Dodge’s supercharged Hellcat Hemi V-8 is roaring into the sunset. We’ll miss it.
Seven hundred and seven. Even jaded by the hypercar arms race and what had become relatively mainstream 400-plus-horsepower sedans, we gasped at the sheer audacity of the Dodge Challenger Hellcat when it was unveiled nearly a decade ago. You mean it’s actually streetable with that much power? And they’re selling it for HOW much? We were, in a word, floored.
Then we floored the accelerator, and the experience dropped our jaws yet again. The supercharger’s whine, the blatty exhaust, the absurd thrust despite its substantial mass, the absolute joy we felt as a city block warped by. We laughed, we high-fived, we smoked the tires until they cried. Everyone who drove one did. How could you not?
Dodge’s Hellcat models simply redefined American performance in a way no Chevrolet Corvette ever could. While the Corvette has always been a performance bargain, the equally value-packed Hellcats were performance statements. Humble, affordable American iron transformed into perhaps the most brash and outrageous cars to ever ply public roads via a classic hot-rodding move: a big ol’ blower. The 2.4-liter twin-screw IHI supercharger displaced more air than the entire engines of many four-cylinder cars, stuffing 11.6 psi of boost into a 6.2-liter Hemi V-8. In 2014, we tested a Challenger Hellcat to 60 mph in 3.7 seconds on the way to an 11.7-second quarter mile. The numbers still impress. Honestly, Dodge could have revealed the Hellcat today with its original performance figures and we’d still gush.
But the greatest aspect of the Hellcat mystique is that Dodge could never leave well enough alone. Its engineers kept finding more power—little bits at first, then great roaring gobs of it—efforts that spawned super Hellcats with provocative names like Demon and Jailbreak. The irreverence of the Hellcat, stubbornly promoting the hooligan demographic, kept it fresh. And what was in the engine bay kept an increasingly archaic and portly platform alive well past its expiration date.
The Hellcat became a cultural touchpoint in a way nothing else in the automotive enthusiast realm could. The Mustang Shelby GT500 and the Camaro ZL1 are fantastic sports cars that can mop the floor with a Hellcat in multiple dynamic metrics, but neither of those specific models possess even a fraction of the Hellcat’s broader influence on the American psyche.
That’s because the Hellcat is the perfect distillation of what Dodge does best: pinpoint a customer’s fantasy and then overdeliver on the experience, all while catering to that person’s cultural sensibilities. With a few smart (or terrible, depending on your point of view) financial decisions, virtually anyone can still walk out of a Dodge dealership with a shiny new Hellcat and take instant satisfaction in its raw, unapologetic brute power. You’re winning bar arguments instantly. You can drive to the strip and lay down a time that used to require barely streetable, barely idling engines. You can make all the delightful noises you’ve always dreamed of—intense blower whine and burly, rumbling exhaust notes—without turning a single wrench. (Imagine what the engine could do if you did, though!) Any stoplight can be an experience. It’s everything a good chunk of the gasoline-blooded car crowd ever wanted and more, right there for the taking.

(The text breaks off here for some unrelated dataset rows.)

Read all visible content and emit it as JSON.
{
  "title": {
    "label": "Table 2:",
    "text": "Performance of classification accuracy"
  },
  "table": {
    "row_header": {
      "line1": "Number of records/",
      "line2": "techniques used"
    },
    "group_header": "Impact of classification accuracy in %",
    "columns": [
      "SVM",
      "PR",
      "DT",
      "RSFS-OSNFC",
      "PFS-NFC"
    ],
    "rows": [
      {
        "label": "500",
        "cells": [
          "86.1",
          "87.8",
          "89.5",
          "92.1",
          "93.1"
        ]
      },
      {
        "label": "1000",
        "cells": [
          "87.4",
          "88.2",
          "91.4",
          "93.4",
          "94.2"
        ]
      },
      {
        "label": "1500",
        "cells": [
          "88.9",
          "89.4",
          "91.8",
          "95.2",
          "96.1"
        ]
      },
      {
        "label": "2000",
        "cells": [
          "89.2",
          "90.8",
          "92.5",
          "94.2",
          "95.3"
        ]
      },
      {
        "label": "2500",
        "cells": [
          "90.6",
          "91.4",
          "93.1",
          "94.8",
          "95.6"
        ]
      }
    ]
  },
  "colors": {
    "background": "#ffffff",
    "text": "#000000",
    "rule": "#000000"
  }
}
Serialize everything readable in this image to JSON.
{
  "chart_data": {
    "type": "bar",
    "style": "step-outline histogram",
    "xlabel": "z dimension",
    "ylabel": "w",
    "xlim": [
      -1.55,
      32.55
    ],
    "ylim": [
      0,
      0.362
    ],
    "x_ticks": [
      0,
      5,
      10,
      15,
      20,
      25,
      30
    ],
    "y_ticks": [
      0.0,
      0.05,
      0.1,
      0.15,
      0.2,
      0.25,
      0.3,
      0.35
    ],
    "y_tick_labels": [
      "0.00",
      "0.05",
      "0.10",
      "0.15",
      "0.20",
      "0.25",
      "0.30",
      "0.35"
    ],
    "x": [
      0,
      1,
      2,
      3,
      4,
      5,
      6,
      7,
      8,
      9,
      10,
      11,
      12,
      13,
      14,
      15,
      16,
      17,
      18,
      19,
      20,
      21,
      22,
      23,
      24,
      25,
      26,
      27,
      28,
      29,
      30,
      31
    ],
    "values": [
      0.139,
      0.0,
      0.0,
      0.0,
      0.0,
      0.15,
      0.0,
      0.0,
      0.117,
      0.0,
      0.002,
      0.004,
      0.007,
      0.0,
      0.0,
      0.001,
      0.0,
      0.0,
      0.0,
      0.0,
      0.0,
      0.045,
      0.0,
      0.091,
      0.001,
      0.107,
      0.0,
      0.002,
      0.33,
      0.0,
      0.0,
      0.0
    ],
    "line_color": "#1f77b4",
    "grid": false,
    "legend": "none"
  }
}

Dodge decided not to take the competition head on, and it paid off as the Hellcat’s magic trickled down to almost every Charger and Challenger on the road—lending them all a hint of menace and adventure. Consider the aura around the humble splitter guard. What other than a Hellcat could have made a bit of protective shipping material into a sort of insider calling card of cool?
As the ultimate Hellcat goes out with an alcohol-fueled horsepower bender, it’ll wake up with an electric hangover of sorts. The outrageous output potential of some high-end EVs has muted the impact of massive horsepower figures. A pickup truck (!) with 835 hp (!!) and 905 lb-ft of torque (!!!) that can do 60 mph in the low 3s (!!!!) recently took home some MotorTrend Calipers, after all. The core Hellcat demographic might not be interested in electric performance, no matter how outrageous, but the paradigm has shifted. The Dodge Charger Daytona SRT EV will have the tough task of trying to match the Hellcat’s expert balance of performance heritage and rowdy fun without the benefit of all the familiar dino-juice tricks. (The Fratzonic “exhaust” being the most obvious and audacious attempt to bridge the gap.)
However the next era goes, the Hellcat will forever serve as a reminder that unruly performance doesn’t have to be so serious, so focused on dynamic excellence. The Hellcat democratized extreme power. It supercharged Main Street. It will be missed.